Avoid all processed foods. They have been altered and no longer are good for you. As Michael Pollan recommends, eat food that is still in its original packaging such as seeds (chia seeds are my favourite. The Tarahumara eat them and run like the wind), nuts (for healthy oils), fruit (in moderation), raw food and alkalizing food to name a few.
Avoid gluten from wheat, barley and rye. Dr Tom O’Bryan (look him up on YouTube) has found these three to be the bad guys that cause all kinds of gut problems.
Super foods and quality supplements offer an excellent source of nutrients. Here are my 10 personal favourites:
1. Chia seeds. Chia seeds are one of the best foods on the planet. The Tarahumara, an indigenous people of the Sierra Madres in Mexico who are famed for being able to run long distances have used this food for centuries. Chew them like gum, add them to your salads or put them in your smoothie or in a glass of water. They are an excellent source of protein, healthy fats and carbs.

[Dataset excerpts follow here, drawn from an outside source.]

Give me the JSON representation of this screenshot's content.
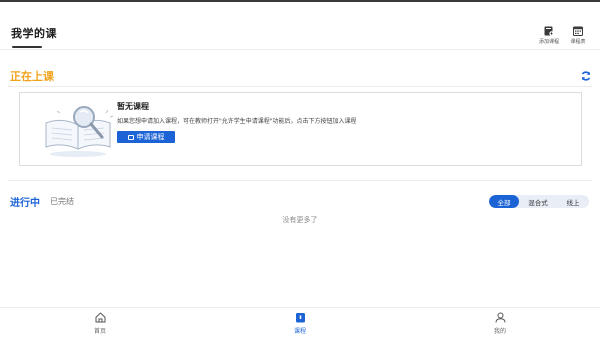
{
  "header": {
    "title": "我学的课",
    "add_course_label": "添加课程",
    "schedule_label": "课程表"
  },
  "live": {
    "title": "正在上课",
    "empty_title": "暂无课程",
    "empty_hint": "如果您想申请加入课程，可在教师打开\"允许学生申请课程\"功能后，点击下方按钮加入课程",
    "apply_label": "申请课程"
  },
  "courses": {
    "tab_ongoing": "进行中",
    "tab_finished": "已完结",
    "filters": [
      "全部",
      "混合式",
      "线上"
    ],
    "selected_filter": "全部",
    "no_more_text": "没有更多了"
  },
  "bottom_nav": {
    "items": [
      {
        "label": "首页",
        "active": false
      },
      {
        "label": "课程",
        "active": true
      },
      {
        "label": "我的",
        "active": false
      }
    ]
  },
  "colors": {
    "accent": "#1c63d6",
    "live_title": "#f0a21b"
  }
}
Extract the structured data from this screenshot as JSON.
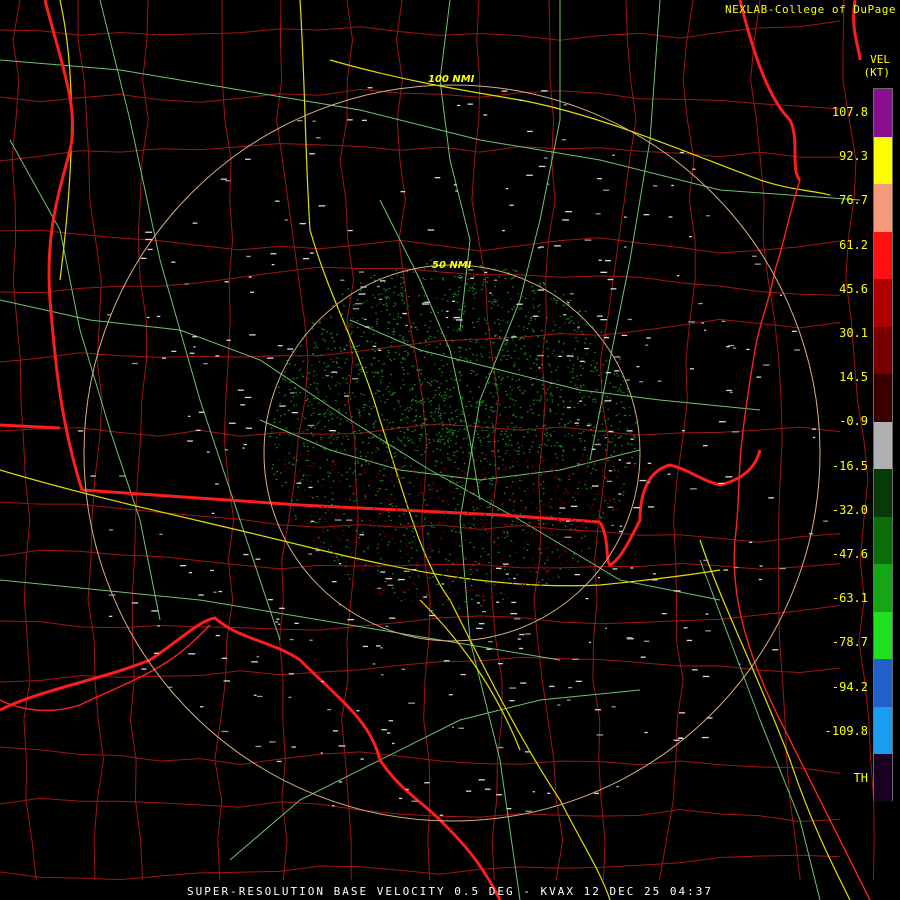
{
  "header": {
    "credit": "NEXLAB-College of DuPage"
  },
  "footer": {
    "product_line": "SUPER-RESOLUTION BASE VELOCITY 0.5 DEG - KVAX 12 DEC 25 04:37"
  },
  "radar": {
    "site": "KVAX",
    "range_rings": [
      {
        "label": "50 NMI",
        "nmi": 50
      },
      {
        "label": "100 NMI",
        "nmi": 100
      }
    ]
  },
  "legend": {
    "title_line1": "VEL",
    "title_line2": "(KT)",
    "labels": [
      "107.8",
      "92.3",
      "76.7",
      "61.2",
      "45.6",
      "30.1",
      "14.5",
      "-0.9",
      "-16.5",
      "-32.0",
      "-47.6",
      "-63.1",
      "-78.7",
      "-94.2",
      "-109.8",
      "TH"
    ],
    "colors": [
      "#8a0f8f",
      "#fffe00",
      "#f49a7a",
      "#ff1010",
      "#b00000",
      "#7a0000",
      "#3a0000",
      "#b0b0b0",
      "#083a08",
      "#0b6e0b",
      "#15a515",
      "#20e020",
      "#2060c8",
      "#1a9cf0",
      "#180020"
    ]
  },
  "map_colors": {
    "state_border": "#ff1a1a",
    "county_border": "#b01818",
    "highway": "#7ed37e",
    "interstate": "#e6e600",
    "range_ring": "#d8b07a"
  }
}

2. Spirulina and chlorella. Spirulina and chlorella are mother nature’s multi-vitamin. Taken daily in an adequate dose will insure that you are replenishing your stores of amino acids, minerals, vitamins and enzymes,detoxing your body and taking in high quality nutrients.

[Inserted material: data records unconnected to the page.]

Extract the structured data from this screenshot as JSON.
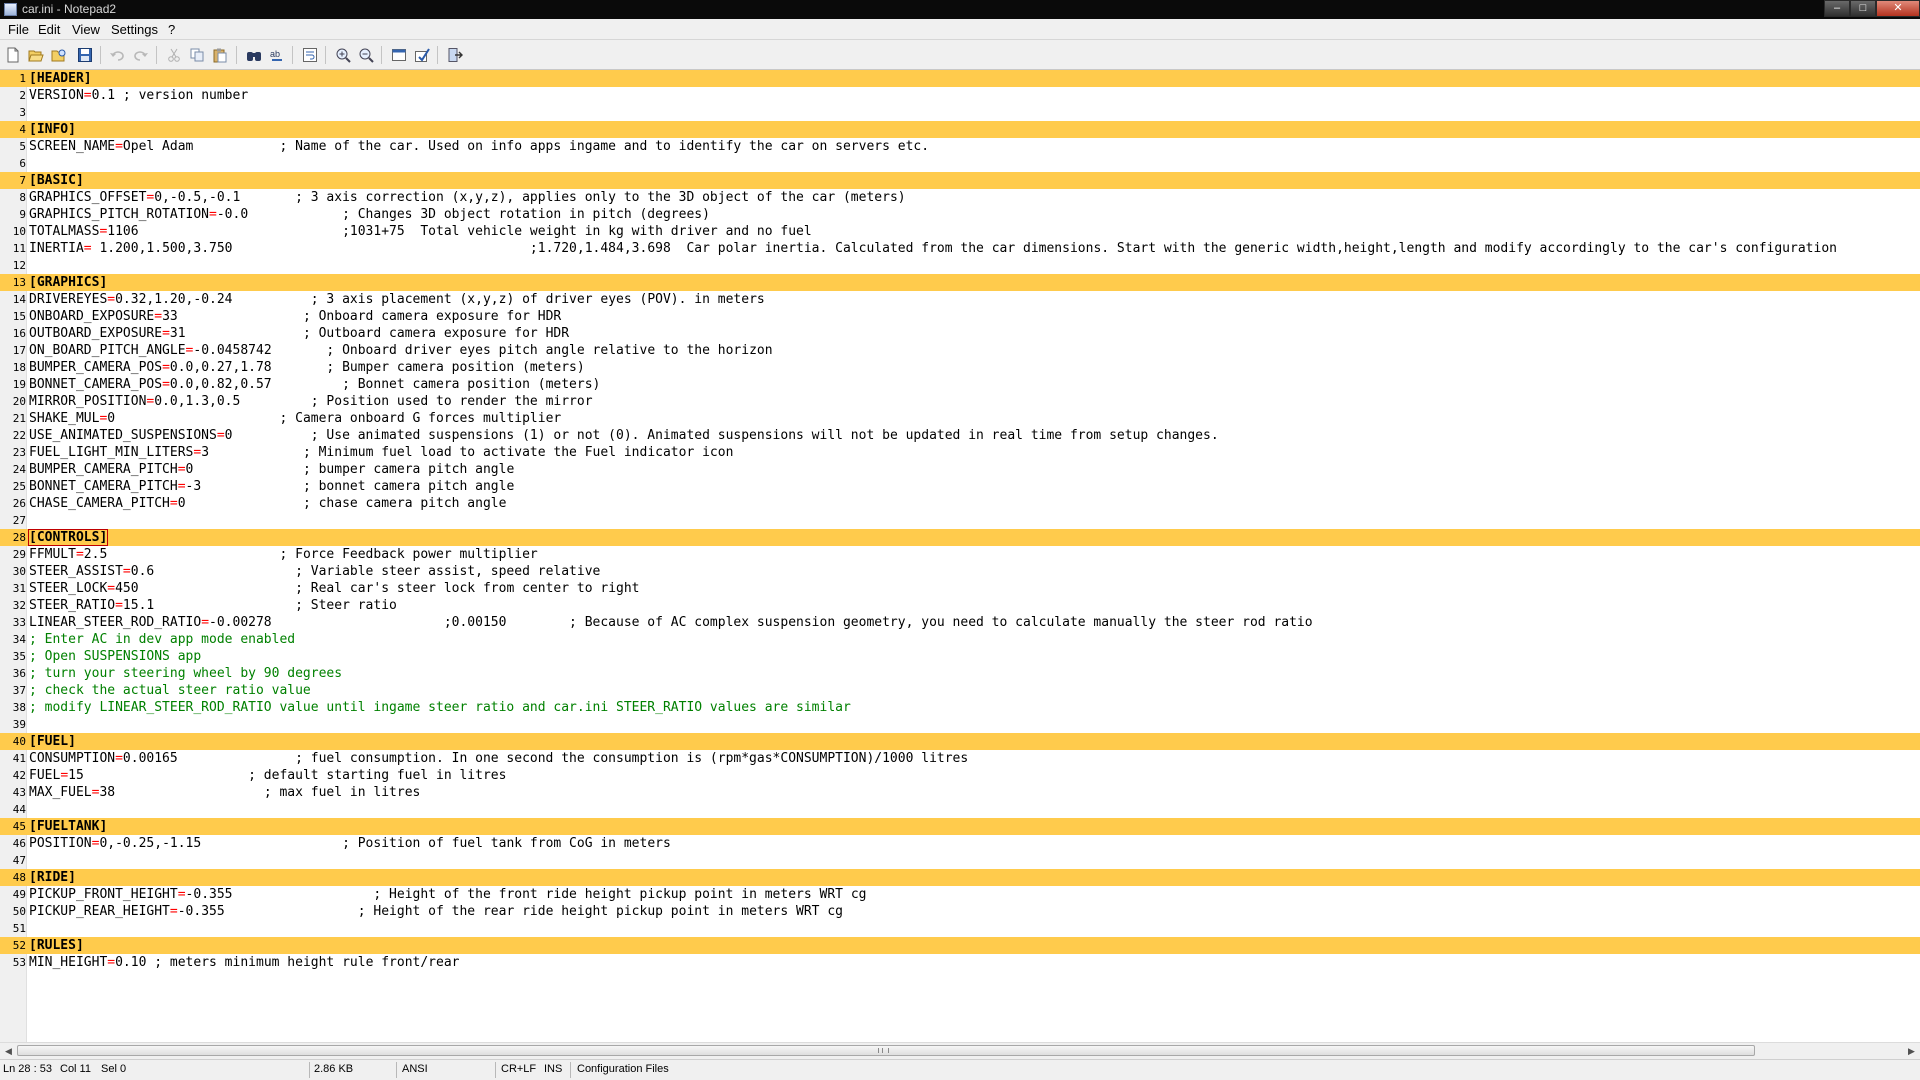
{
  "window": {
    "title": "car.ini - Notepad2",
    "controls": {
      "minimize": "–",
      "maximize": "□",
      "close": "✕"
    }
  },
  "menu": [
    "File",
    "Edit",
    "View",
    "Settings",
    "?"
  ],
  "toolbar": [
    "new-file-icon",
    "open-file-icon",
    "browse-icon",
    "save-icon",
    "undo-icon",
    "redo-icon",
    "cut-icon",
    "copy-icon",
    "paste-icon",
    "find-icon",
    "replace-icon",
    "word-wrap-icon",
    "zoom-in-icon",
    "zoom-out-icon",
    "scheme-icon",
    "customize-icon",
    "exit-icon"
  ],
  "editor": {
    "highlight_color": "#ffcb4c",
    "current_line": 28,
    "lines": [
      "[HEADER]",
      "VERSION=0.1 ; version number",
      "",
      "[INFO]",
      "SCREEN_NAME=Opel Adam           ; Name of the car. Used on info apps ingame and to identify the car on servers etc.",
      "",
      "[BASIC]",
      "GRAPHICS_OFFSET=0,-0.5,-0.1       ; 3 axis correction (x,y,z), applies only to the 3D object of the car (meters)",
      "GRAPHICS_PITCH_ROTATION=-0.0            ; Changes 3D object rotation in pitch (degrees)",
      "TOTALMASS=1106                          ;1031+75  Total vehicle weight in kg with driver and no fuel",
      "INERTIA= 1.200,1.500,3.750                                      ;1.720,1.484,3.698  Car polar inertia. Calculated from the car dimensions. Start with the generic width,height,length and modify accordingly to the car's configuration",
      "",
      "[GRAPHICS]",
      "DRIVEREYES=0.32,1.20,-0.24          ; 3 axis placement (x,y,z) of driver eyes (POV). in meters",
      "ONBOARD_EXPOSURE=33                ; Onboard camera exposure for HDR",
      "OUTBOARD_EXPOSURE=31               ; Outboard camera exposure for HDR",
      "ON_BOARD_PITCH_ANGLE=-0.0458742       ; Onboard driver eyes pitch angle relative to the horizon",
      "BUMPER_CAMERA_POS=0.0,0.27,1.78       ; Bumper camera position (meters)",
      "BONNET_CAMERA_POS=0.0,0.82,0.57         ; Bonnet camera position (meters)",
      "MIRROR_POSITION=0.0,1.3,0.5         ; Position used to render the mirror",
      "SHAKE_MUL=0                     ; Camera onboard G forces multiplier",
      "USE_ANIMATED_SUSPENSIONS=0          ; Use animated suspensions (1) or not (0). Animated suspensions will not be updated in real time from setup changes.",
      "FUEL_LIGHT_MIN_LITERS=3            ; Minimum fuel load to activate the Fuel indicator icon",
      "BUMPER_CAMERA_PITCH=0              ; bumper camera pitch angle",
      "BONNET_CAMERA_PITCH=-3             ; bonnet camera pitch angle",
      "CHASE_CAMERA_PITCH=0               ; chase camera pitch angle",
      "",
      "[CONTROLS]",
      "FFMULT=2.5                      ; Force Feedback power multiplier",
      "STEER_ASSIST=0.6                  ; Variable steer assist, speed relative",
      "STEER_LOCK=450                    ; Real car's steer lock from center to right",
      "STEER_RATIO=15.1                  ; Steer ratio",
      "LINEAR_STEER_ROD_RATIO=-0.00278                      ;0.00150        ; Because of AC complex suspension geometry, you need to calculate manually the steer rod ratio",
      "; Enter AC in dev app mode enabled",
      "; Open SUSPENSIONS app",
      "; turn your steering wheel by 90 degrees",
      "; check the actual steer ratio value",
      "; modify LINEAR_STEER_ROD_RATIO value until ingame steer ratio and car.ini STEER_RATIO values are similar",
      "",
      "[FUEL]",
      "CONSUMPTION=0.00165               ; fuel consumption. In one second the consumption is (rpm*gas*CONSUMPTION)/1000 litres",
      "FUEL=15                     ; default starting fuel in litres",
      "MAX_FUEL=38                   ; max fuel in litres",
      "",
      "[FUELTANK]",
      "POSITION=0,-0.25,-1.15                  ; Position of fuel tank from CoG in meters",
      "",
      "[RIDE]",
      "PICKUP_FRONT_HEIGHT=-0.355                  ; Height of the front ride height pickup point in meters WRT cg",
      "PICKUP_REAR_HEIGHT=-0.355                 ; Height of the rear ride height pickup point in meters WRT cg",
      "",
      "[RULES]",
      "MIN_HEIGHT=0.10 ; meters minimum height rule front/rear"
    ]
  },
  "scrollbar": {
    "left": "◀",
    "right": "▶"
  },
  "status": {
    "position": "Ln 28 : 53",
    "col": "Col 11",
    "sel": "Sel 0",
    "size": "2.86 KB",
    "encoding": "ANSI",
    "eol": "CR+LF",
    "mode": "INS",
    "scheme": "Configuration Files"
  }
}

3. Calcium & magnesium. The body uses calcium every time a muscle contracts It then needs magnesium so that the muscles can relax. This is especially true of the heart. Insufficient magnesium is a contributor to irregular heart beat. Here are my favourite magnesium and calcium products:
4. Cardioflex is another favourite supplement is a product called Cardioflex: Cardioflex is an excellent supplement for heart health. It contains 16 vital nutrients such as Co Q10, vitamin E, vitamin D, vitamin C, selenium, magnesium and bioflavanoids among others. It is great for pre and post workouts. Put it in your water and take it during heavy exercise to keep your energy levels up.
Alfalfa is a great source of minerals and chlorophyll but its greatest asset is its ability to assist in alkalizing our body. Exercise causes our body to become more acidic. An acidic body ph is a precursor to the deterioration of our health. Our body rigorously guards against acidity by taking calcium from our bones. In order to avoid this problem, drink plenty of alkaline water and take alfalfa.
Check out the specials page on our web site. They are on sale this month.
In conclusion, good health is no accident. It requires that we obey the laws of nature. There is no shortcut to getting and maintaining a healthy body but it is more than worth the effort. The rewards a healthy body offers far outweigh the investment in time and money to achieve this.
May the year 2016 be the year of the healthy heart and body for you!